The animation industry's environmental impact took center stage at MIA Market on October 9, where Maria Rua Aguete, Head of Media and Entertainment at Omdia, moderated a groundbreaking panel on "Green Animation." While animation might seem environmentally neutral due to its digital nature, the reality is starkly different. Modern animated productions require massive computational power for rendering, with feature films consuming energy equivalent to hundreds of households over multi-year production cycles. As streaming platforms drive unprecedented demand for animated content, the industry's carbon footprint is expanding rapidly.
The panel featured leading European voices spearheading sustainable animation practices: Linnea Merzagora from Green Film/Trentino Film Commission (Italy), Adrien Roche from Ecoprod (France), Valentina Hučková from CEE Animation (Czech Republic), and Pedro Citaristi from Redmonk Studio (Italy). Together, they outlined how Green Film, Ecoprod, and CineRegio are collaborating to create the first common sustainability certification for animation, addressing the sector's unique workflows, energy consumption patterns, and environmental challenges.
"The animation industry is one of the most innovative areas of entertainment, and now it's showing the same creativity in tackling sustainability," said Rua Aguete. "This initiative marks a turning point: sustainability is no longer a nice-to-have, but an industry standard that can drive innovation, efficiency, and accountability."
The animation sector faces distinct sustainability challenges that traditional film metrics can't adequately measure. Energy-intensive rendering processes, extended production timelines spanning years, and the increasing use of AI-assisted animation tools create a complex environmental equation that requires specialized solutions.
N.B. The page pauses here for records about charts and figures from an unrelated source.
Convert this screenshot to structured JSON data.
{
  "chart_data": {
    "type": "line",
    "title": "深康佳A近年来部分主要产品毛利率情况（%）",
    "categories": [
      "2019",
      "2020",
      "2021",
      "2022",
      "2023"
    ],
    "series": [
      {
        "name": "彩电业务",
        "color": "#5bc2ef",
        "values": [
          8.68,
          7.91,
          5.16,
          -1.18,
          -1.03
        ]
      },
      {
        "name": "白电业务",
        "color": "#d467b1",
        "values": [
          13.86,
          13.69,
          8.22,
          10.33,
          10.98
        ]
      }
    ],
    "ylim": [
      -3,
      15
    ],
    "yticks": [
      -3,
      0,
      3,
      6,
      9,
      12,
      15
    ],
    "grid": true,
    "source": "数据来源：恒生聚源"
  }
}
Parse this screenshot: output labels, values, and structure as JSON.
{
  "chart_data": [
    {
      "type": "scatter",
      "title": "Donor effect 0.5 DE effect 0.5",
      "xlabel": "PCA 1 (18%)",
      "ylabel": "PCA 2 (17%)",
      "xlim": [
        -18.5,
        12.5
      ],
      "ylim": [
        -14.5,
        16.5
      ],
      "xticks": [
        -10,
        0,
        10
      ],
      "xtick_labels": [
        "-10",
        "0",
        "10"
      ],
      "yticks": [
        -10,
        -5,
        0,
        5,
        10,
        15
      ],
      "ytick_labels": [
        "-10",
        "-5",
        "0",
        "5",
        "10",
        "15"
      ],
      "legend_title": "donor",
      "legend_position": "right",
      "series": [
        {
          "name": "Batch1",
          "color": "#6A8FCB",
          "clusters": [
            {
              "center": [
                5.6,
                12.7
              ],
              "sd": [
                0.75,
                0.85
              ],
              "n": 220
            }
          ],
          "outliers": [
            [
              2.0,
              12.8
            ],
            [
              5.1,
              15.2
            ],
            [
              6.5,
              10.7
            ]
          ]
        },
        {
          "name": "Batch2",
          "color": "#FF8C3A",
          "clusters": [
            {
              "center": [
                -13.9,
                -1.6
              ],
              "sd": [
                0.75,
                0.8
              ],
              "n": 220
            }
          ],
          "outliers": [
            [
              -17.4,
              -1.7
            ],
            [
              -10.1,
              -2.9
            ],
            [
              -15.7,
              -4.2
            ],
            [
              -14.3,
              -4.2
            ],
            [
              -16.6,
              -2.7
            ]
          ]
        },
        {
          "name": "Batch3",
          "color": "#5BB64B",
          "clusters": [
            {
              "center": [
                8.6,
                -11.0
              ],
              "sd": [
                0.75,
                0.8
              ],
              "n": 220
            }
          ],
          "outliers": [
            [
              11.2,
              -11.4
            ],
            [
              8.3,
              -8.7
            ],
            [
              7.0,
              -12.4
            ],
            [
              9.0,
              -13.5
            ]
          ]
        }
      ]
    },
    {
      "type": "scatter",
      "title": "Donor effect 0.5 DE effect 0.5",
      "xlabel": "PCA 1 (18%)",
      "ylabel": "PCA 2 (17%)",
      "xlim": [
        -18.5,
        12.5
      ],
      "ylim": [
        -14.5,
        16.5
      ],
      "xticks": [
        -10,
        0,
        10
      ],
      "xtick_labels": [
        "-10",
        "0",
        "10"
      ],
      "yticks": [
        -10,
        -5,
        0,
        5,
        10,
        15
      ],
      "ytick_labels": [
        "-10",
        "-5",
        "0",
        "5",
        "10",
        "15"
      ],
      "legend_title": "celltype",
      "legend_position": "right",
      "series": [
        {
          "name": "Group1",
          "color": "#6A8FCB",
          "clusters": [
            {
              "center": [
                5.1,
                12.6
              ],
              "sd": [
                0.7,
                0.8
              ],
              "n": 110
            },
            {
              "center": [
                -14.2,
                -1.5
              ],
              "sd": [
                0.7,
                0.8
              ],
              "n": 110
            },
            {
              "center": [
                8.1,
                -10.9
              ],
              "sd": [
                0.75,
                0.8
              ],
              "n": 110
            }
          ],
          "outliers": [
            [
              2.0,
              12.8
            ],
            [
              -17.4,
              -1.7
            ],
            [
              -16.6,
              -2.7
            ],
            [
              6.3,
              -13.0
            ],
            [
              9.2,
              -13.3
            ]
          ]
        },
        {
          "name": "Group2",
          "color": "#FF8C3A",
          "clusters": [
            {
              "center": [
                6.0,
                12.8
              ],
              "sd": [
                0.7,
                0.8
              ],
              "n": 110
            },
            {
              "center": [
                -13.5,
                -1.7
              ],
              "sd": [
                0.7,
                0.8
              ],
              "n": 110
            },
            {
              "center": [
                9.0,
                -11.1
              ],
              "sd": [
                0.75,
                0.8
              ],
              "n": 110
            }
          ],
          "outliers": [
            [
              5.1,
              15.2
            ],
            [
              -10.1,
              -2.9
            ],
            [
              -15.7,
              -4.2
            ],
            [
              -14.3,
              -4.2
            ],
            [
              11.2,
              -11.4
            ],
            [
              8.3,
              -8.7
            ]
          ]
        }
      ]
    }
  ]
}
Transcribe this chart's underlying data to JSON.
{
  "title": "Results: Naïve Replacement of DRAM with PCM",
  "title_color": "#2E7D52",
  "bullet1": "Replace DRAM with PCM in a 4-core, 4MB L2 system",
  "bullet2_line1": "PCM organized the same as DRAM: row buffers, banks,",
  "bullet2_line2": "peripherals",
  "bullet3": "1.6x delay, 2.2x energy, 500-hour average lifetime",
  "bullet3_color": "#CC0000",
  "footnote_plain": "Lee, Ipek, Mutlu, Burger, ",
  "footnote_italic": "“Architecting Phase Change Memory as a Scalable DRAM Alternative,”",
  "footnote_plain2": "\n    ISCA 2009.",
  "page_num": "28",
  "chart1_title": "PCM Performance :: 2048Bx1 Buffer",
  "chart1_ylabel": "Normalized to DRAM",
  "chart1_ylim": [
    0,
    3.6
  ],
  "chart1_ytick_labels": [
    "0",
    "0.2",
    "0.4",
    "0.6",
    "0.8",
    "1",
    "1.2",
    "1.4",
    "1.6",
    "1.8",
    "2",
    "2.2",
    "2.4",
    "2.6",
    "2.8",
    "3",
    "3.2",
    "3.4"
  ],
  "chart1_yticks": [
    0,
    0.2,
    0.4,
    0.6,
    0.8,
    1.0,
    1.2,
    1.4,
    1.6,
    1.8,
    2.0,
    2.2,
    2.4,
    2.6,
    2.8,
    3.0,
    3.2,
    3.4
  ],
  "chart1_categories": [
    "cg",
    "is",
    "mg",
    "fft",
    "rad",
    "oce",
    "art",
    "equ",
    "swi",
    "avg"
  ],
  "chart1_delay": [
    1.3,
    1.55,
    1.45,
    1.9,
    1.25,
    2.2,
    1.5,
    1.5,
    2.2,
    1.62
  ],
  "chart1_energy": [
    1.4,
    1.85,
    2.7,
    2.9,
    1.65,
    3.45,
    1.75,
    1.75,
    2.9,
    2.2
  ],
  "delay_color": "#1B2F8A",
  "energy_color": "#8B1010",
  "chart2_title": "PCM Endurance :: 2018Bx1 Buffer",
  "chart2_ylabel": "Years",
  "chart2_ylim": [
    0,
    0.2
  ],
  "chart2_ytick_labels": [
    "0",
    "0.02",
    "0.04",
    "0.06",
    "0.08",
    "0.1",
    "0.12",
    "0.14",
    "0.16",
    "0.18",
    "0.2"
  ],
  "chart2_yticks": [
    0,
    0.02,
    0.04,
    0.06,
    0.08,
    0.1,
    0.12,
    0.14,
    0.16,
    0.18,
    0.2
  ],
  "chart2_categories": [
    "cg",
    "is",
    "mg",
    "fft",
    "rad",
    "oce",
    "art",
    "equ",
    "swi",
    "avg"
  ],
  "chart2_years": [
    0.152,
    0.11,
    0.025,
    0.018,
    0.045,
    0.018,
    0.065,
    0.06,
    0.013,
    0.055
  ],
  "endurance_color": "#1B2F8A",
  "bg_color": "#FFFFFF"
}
The discussion covered the upcoming Green Animation Guide, regional readiness for sustainability standards, and practical strategies for smaller studios to adopt eco-friendly practices without inflating budgets or adding operational complexity. "What's powerful here is collaboration," Rua Aguete emphasized. "When you have industry players from France to Italy to Central and Eastern Europe working toward common goals, it signals the industry is ready to evolve."
This initiative will enter beta testing in 2026, with plans to establish industry-wide standards by 2027. The program invites film funds, festivals, and studios to endorse a shared framework for greener production practices across Europe's animation landscape.
Rua Aguete highlighted the critical role of industry events in driving systemic change: "Markets like MIA provide the platform where ideas become collaborations. They bring together policymakers, producers, and creatives—the people who can turn sustainability goals into real industry transformation. Without these exchanges, progress would be glacial."
The timing couldn't be more urgent. As animation production scales globally and computational demands intensify, establishing sustainable practices now could prevent the industry from following the same environmentally costly path as other entertainment sectors. "Change starts with awareness," Rua Aguete concluded. "Animation is proving that sustainability can be creative, scalable, and truly international."
The initiative represents the first coordinated European effort to address animation's environmental impact, potentially setting a global precedent for an industry whose digital nature has long masked its substantial carbon footprint.